Suppose that the original lift force was $F_0$ , and that the new lift force (perpendicular to the plane) is $F_l$ . Also, let the angle above horizontal that the wings are at be $\theta$ . Note that the new vertical lift force is $F_l\cos \theta$ . Because the new and original vertical lift force must be equal, we have

$F_0=F_l\cos \theta$ .

Let the new velocity be $v_f=v+\Delta v$ . Because the lift force is proportional to the square of the velocity, we have

$\frac{F_0}{720^2}={F_l}{v_f^2}$

$\frac{F_l\cos \theta}{720^2}={F_l}{v_f^2}$

$v_f^2 \times \cos \theta=720^2$ .

Also, since the plane if flying a banked curve, we have the formula:

$\tan \theta = \frac{v^2}{rg} = \frac{v^2}{8g}$

Unfortunately, we must convert $9.8 \text{m/sec}^2$ into kilometers per hour. There are $1000$ meters in a kilometer and $(3600)^2$ square seconds in a square hour, so we multiply by $\frac{3600^2}{1000}$ and get

$g=127008$ kilometers per square hour.

Therefore,

$\theta = \tan ^{-1}(\frac{v^2}{8(127008)})$

Plugging this into the earlier equation gives us

$v_f^2 \times \cos \tan ^{-1}(\frac{v^2}{8(127008)})=720^2$ .

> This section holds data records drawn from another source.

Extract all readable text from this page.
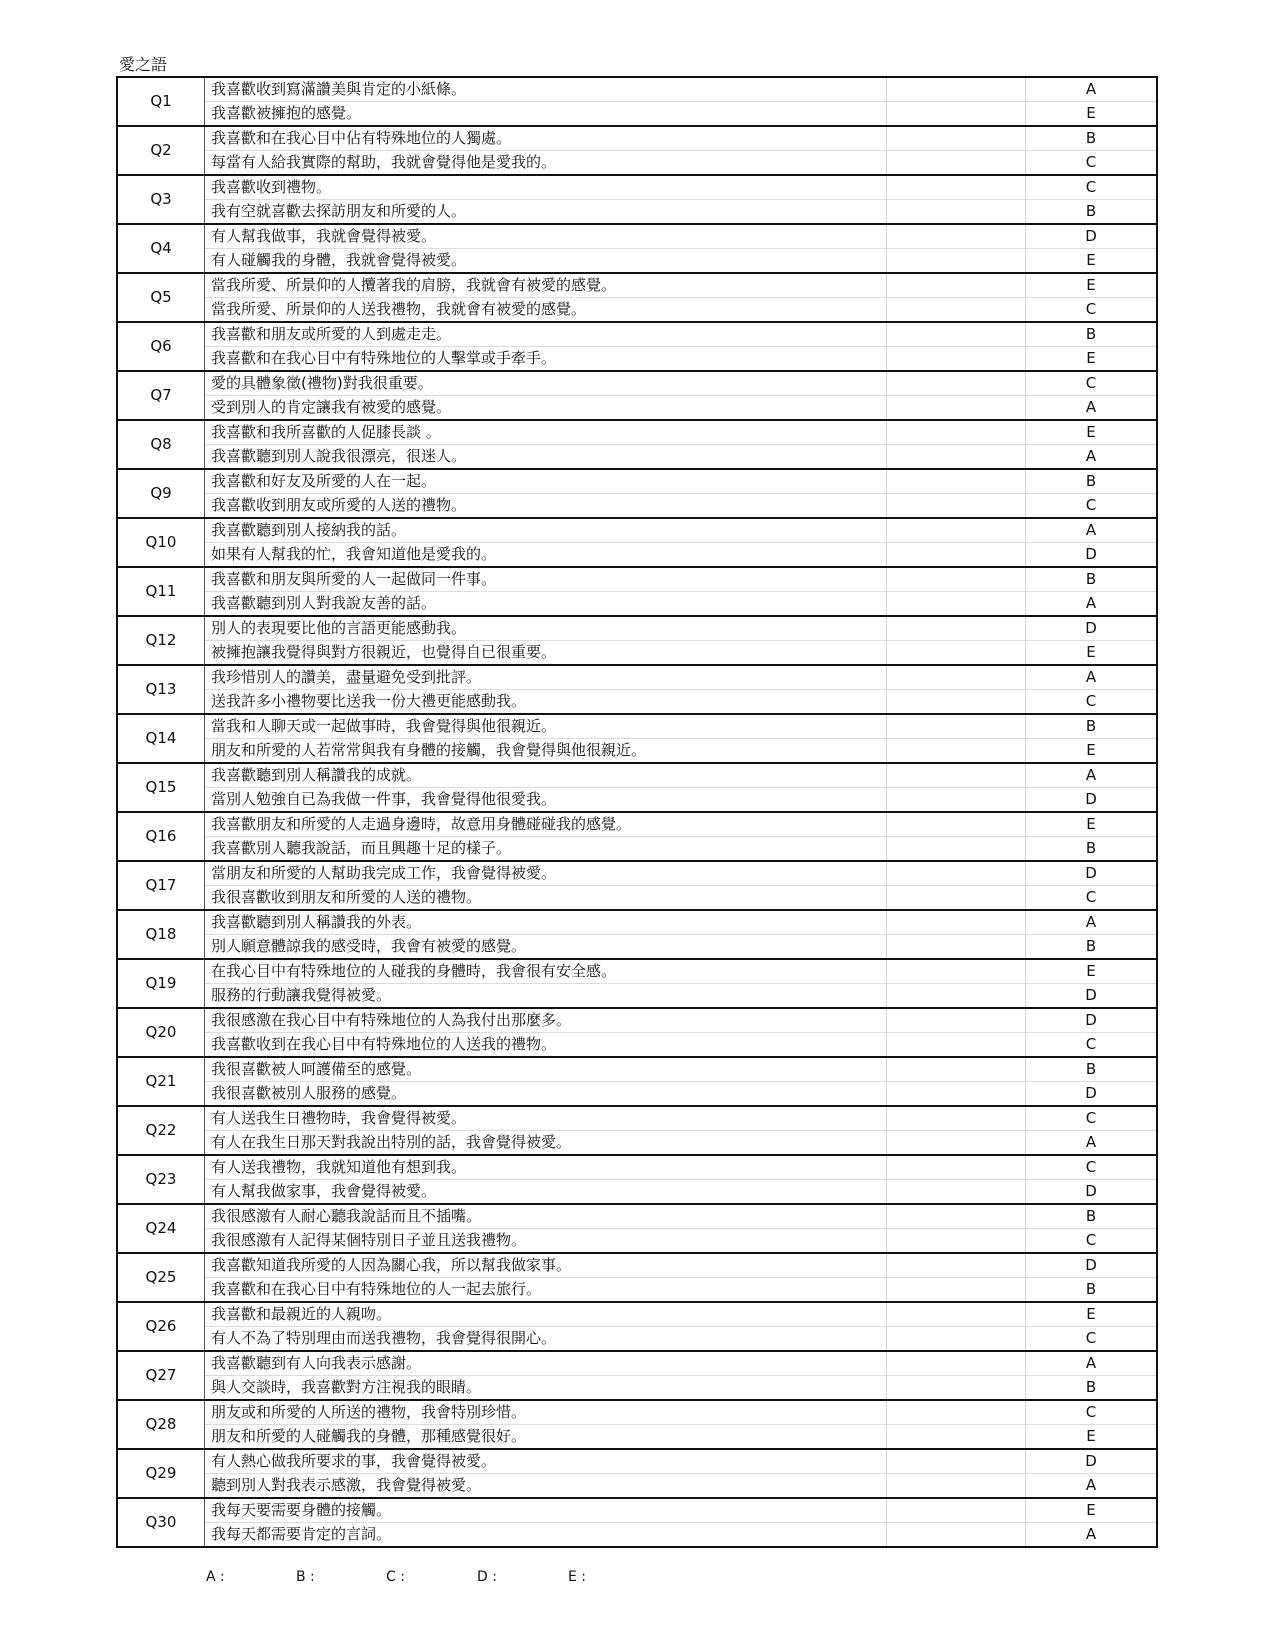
愛之語
Q1	我喜歡收到寫滿讚美與肯定的小紙條。		A
	我喜歡被擁抱的感覺。		E
Q2	我喜歡和在我心目中佔有特殊地位的人獨處。		B
	每當有人給我實際的幫助，我就會覺得他是愛我的。		C
Q3	我喜歡收到禮物。		C
	我有空就喜歡去探訪朋友和所愛的人。		B
Q4	有人幫我做事，我就會覺得被愛。		D
	有人碰觸我的身體，我就會覺得被愛。		E
Q5	當我所愛、所景仰的人攬著我的肩膀，我就會有被愛的感覺。		E
	當我所愛、所景仰的人送我禮物，我就會有被愛的感覺。		C
Q6	我喜歡和朋友或所愛的人到處走走。		B
	我喜歡和在我心目中有特殊地位的人擊掌或手牽手。		E
Q7	愛的具體象徵(禮物)對我很重要。		C
	受到別人的肯定讓我有被愛的感覺。		A
Q8	我喜歡和我所喜歡的人促膝長談 。		E
	我喜歡聽到別人說我很漂亮，很迷人。		A
Q9	我喜歡和好友及所愛的人在一起。		B
	我喜歡收到朋友或所愛的人送的禮物。		C
Q10	我喜歡聽到別人接納我的話。		A
	如果有人幫我的忙，我會知道他是愛我的。		D
Q11	我喜歡和朋友與所愛的人一起做同一件事。		B
	我喜歡聽到別人對我說友善的話。		A
Q12	別人的表現要比他的言語更能感動我。		D
	被擁抱讓我覺得與對方很親近，也覺得自已很重要。		E
Q13	我珍惜別人的讚美，盡量避免受到批評。		A
	送我許多小禮物要比送我一份大禮更能感動我。		C
Q14	當我和人聊天或一起做事時，我會覺得與他很親近。		B
	朋友和所愛的人若常常與我有身體的接觸，我會覺得與他很親近。		E
Q15	我喜歡聽到別人稱讚我的成就。		A
	當別人勉強自已為我做一件事，我會覺得他很愛我。		D
Q16	我喜歡朋友和所愛的人走過身邊時，故意用身體碰碰我的感覺。		E
	我喜歡別人聽我說話，而且興趣十足的樣子。		B
Q17	當朋友和所愛的人幫助我完成工作，我會覺得被愛。		D
	我很喜歡收到朋友和所愛的人送的禮物。		C
Q18	我喜歡聽到別人稱讚我的外表。		A
	別人願意體諒我的感受時，我會有被愛的感覺。		B
Q19	在我心目中有特殊地位的人碰我的身體時，我會很有安全感。		E
	服務的行動讓我覺得被愛。		D
Q20	我很感激在我心目中有特殊地位的人為我付出那麼多。		D
	我喜歡收到在我心目中有特殊地位的人送我的禮物。		C
Q21	我很喜歡被人呵護備至的感覺。		B
	我很喜歡被別人服務的感覺。		D
Q22	有人送我生日禮物時，我會覺得被愛。		C
	有人在我生日那天對我說出特別的話，我會覺得被愛。		A
Q23	有人送我禮物，我就知道他有想到我。		C
	有人幫我做家事，我會覺得被愛。		D
Q24	我很感激有人耐心聽我說話而且不插嘴。		B
	我很感激有人記得某個特別日子並且送我禮物。		C
Q25	我喜歡知道我所愛的人因為關心我，所以幫我做家事。		D
	我喜歡和在我心目中有特殊地位的人一起去旅行。		B
Q26	我喜歡和最親近的人親吻。		E
	有人不為了特別理由而送我禮物，我會覺得很開心。		C
Q27	我喜歡聽到有人向我表示感謝。		A
	與人交談時，我喜歡對方注視我的眼睛。		B
Q28	朋友或和所愛的人所送的禮物，我會特別珍惜。		C
	朋友和所愛的人碰觸我的身體，那種感覺很好。		E
Q29	有人熱心做我所要求的事，我會覺得被愛。		D
	聽到別人對我表示感激，我會覺得被愛。		A
Q30	我每天要需要身體的接觸。		E
	我每天都需要肯定的言詞。		A
A :	B :	C :	D :	E :
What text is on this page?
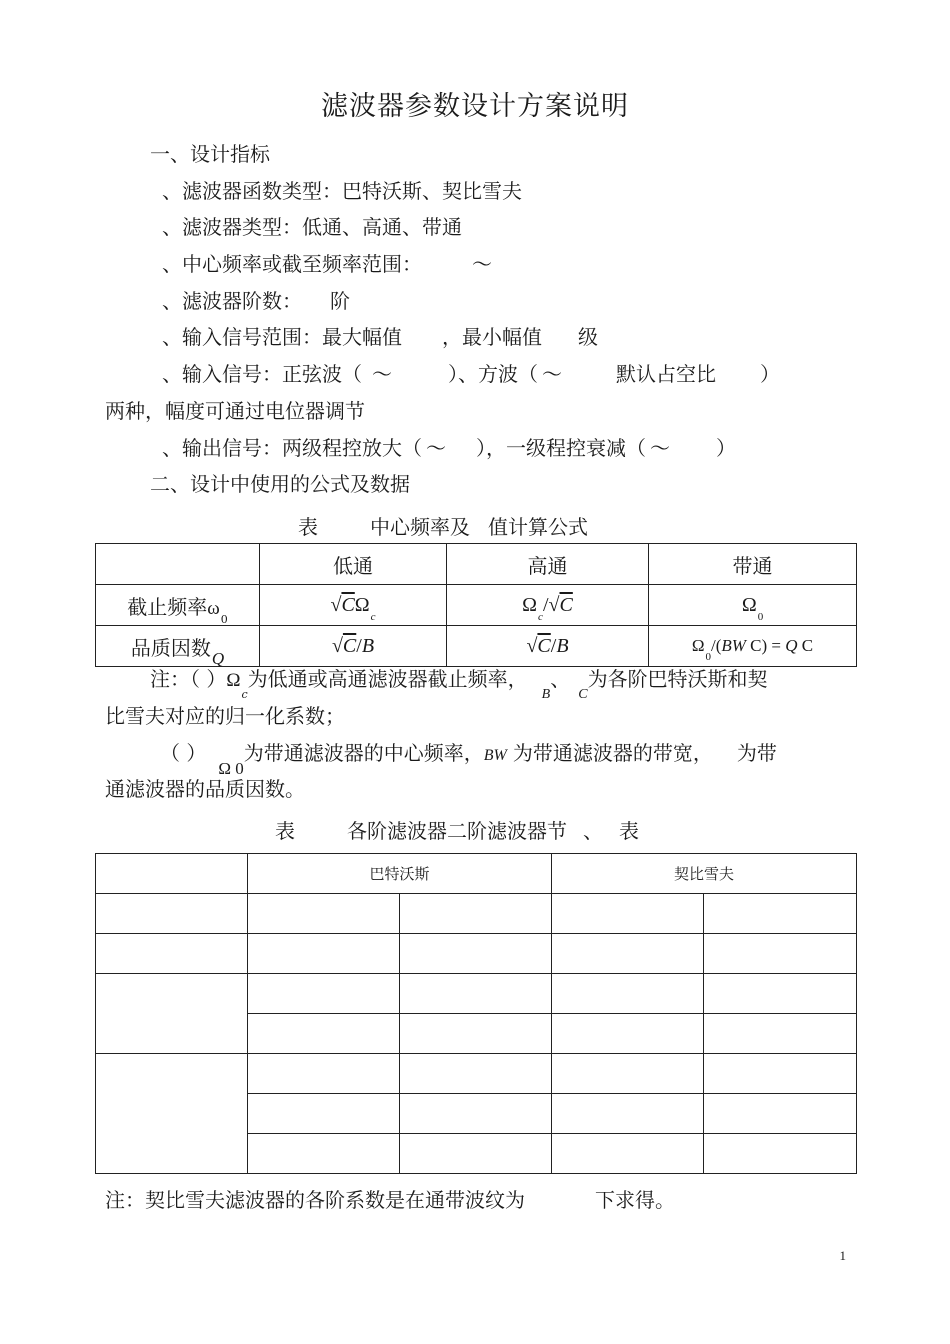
滤波器参数设计方案说明
一、设计指标
、滤波器函数类型：巴特沃斯、契比雪夫
、滤波器类型：低通、高通、带通
、中心频率或截至频率范围：	～
、滤波器阶数： 阶
、输入信号范围：最大幅值 ，最小幅值 级
、输入信号：正弦波（ ～	）、方波（ ～	默认占空比 ）
两种，幅度可通过电位器调节
、输出信号：两级程控放大（ ～ ），一级程控衰减（ ～ ）
二、设计中使用的公式及数据
表	中心频率及 值计算公式
	低通	高通	带通
截止频率$\omega_0$	$√C\Omega_c$	$\Omega_c/√C$	$\Omega_0$
品质因数$_Q$	√C/B	√C/B	$\Omega_0/(BW$ C) = Q C
注：（ ）$\Omega_c$为低通或高通滤波器截止频率，$_B$、$_C$为各阶巴特沃斯和契
比雪夫对应的归一化系数；
（ ）$_{\Omega 0}$为带通滤波器的中心频率，BW 为带通滤波器的带宽， 为带
通滤波器的品质因数。
表	各阶滤波器二阶滤波器节 、 表
	巴特沃斯		契比雪夫	

注：契比雪夫滤波器的各阶系数是在通带波纹为	下求得。
1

Solving this equation for $v_f$ gives us $v_f=776.37$ . Therefore,

$\Delta v = v_f-v=\boxed{56.4}$

The relevant forces acting on the aircraft are the lift $F_{L}$ and the weight $F_{g}=m g$ . There are two more forces acting on the plane: thrust and drag. However, they need not be taken into account as they cancel out. When the plane is flying horizontally at $v_{0}=720 km/h$ we have that $F_{g}=mg=F_{L}=k v_{0}^{2}\rightarrow k=\frac{mg}{v_{0}^{2}} .$ When the plane banks, the airspeed must be increased in order to keep the same vertical component of the lift force. From a free body diagram we see that $F_{L}^{2}= F_{g}^{2}+ F_{net}^{2}$ Here $F_{L}= k v^{2}$ while $F_{net}$ is the net force acting on the plane. Clearly, the acceleration of the plane during its turn is centripetal. From Newton's second Law we have that $F_{net}=\frac{ m v^{2}}{R}.$ Combining the above equations we find the velocity of the plane during the turn. $v= \frac{ v_{0}}{(1-\frac{v_{0}^{4}}{g^{2}R^{2}})^{1/4}}=776.4 \textrm{ km/h} \rightarrow \Delta{v}=56.4 \textrm{ km/h} .$